Berita  

Pakar: Amicus curiae memberikan pendapat di akhir persidangan untuk membantu intervensi peradilan

Pakar hukum tata negara dari Universitas Muslim Indonesia (UMI) Makassar, Fahri Bachmid, mengatakan bahwa penggunaan amicus curiae di Mahkamah Konstitusi (MK) sebagai bentuk intervensi pada lembaga peradilan. Menurut Fahri Bachmid, amicus curiae adalah pihak yang merasa berkepentingan pada suatu perkara dan memberikan pendapat hukumnya kepada pengadilan.

Fahri Bachmid menjelaskan bahwa praktik penggunaan amicus curiae biasanya terjadi dalam negara-negara dengan sistem common law, meskipun dalam hukum nasional Indonesia seperti tidak umum. Namun, Fahri Bachmid menegaskan bahwa penggunaan amicus curiae tidak dilarang jika digunakan dalam sistem hukum Indonesia.

Konsep amicus curiae di Indonesia diatur dalam Pasal 5 ayat (1) Undang-Undang Nomor 48 Tahun 2009 tentang Kekuasaan Kehakiman, yang mewajibkan hakim untuk memahami nilai-nilai hukum dan keadilan dalam masyarakat. Secara praktis, amicus curiae lebih sering digunakan pada badan peradilan di bawah Mahkamah Agung.

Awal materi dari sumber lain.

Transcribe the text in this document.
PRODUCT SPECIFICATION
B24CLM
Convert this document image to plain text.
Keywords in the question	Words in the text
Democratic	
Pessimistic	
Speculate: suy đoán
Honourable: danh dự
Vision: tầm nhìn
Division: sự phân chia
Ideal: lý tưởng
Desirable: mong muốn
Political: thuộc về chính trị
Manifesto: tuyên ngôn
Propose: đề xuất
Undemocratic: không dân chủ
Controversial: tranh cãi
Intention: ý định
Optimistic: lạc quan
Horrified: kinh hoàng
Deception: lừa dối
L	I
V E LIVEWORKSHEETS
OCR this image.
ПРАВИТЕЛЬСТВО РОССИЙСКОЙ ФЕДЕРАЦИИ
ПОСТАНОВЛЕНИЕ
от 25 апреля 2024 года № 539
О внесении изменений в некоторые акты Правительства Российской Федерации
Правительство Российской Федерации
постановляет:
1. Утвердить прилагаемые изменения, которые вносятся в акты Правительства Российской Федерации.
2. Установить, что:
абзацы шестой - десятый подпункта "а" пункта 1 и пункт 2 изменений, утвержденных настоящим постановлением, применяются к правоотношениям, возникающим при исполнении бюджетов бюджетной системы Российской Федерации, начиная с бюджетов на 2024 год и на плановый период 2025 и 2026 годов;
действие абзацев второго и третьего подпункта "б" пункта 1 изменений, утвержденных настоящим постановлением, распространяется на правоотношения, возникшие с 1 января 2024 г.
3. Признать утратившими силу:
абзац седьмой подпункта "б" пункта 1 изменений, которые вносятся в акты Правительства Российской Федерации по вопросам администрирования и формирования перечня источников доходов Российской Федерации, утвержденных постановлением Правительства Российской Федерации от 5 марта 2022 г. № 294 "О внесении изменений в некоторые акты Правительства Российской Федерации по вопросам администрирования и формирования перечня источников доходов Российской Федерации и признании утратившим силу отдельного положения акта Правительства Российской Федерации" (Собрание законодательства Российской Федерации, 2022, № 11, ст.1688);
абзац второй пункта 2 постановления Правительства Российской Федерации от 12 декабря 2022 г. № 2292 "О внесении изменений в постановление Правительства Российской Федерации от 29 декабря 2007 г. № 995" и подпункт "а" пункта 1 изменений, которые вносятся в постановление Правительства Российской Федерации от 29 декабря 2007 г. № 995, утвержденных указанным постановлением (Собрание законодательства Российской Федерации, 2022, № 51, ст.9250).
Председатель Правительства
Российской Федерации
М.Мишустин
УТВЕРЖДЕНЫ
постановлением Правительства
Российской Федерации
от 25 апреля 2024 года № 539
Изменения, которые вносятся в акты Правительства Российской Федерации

Dalam persidangan pengujian undang-undang di MK, pihak ketiga yang berkepentingan dapat memberikan pendapat dalam judicial review. Meskipun dalam regulasi MK, seperti UU Nomor 24 Tahun 2003 yang diubah dengan UU Nomor 7 Tahun 2020 dan Peraturan MK Nomor 4 Tahun 2023, amicus curiae tidak dikenal.

Hakim MK tetap berpegang pada konstitusi dan fakta hukum yang terungkap di persidangan terbuka untuk umum dalam memutuskan perkara konstitusi, termasuk sengketa PHPU pilpres.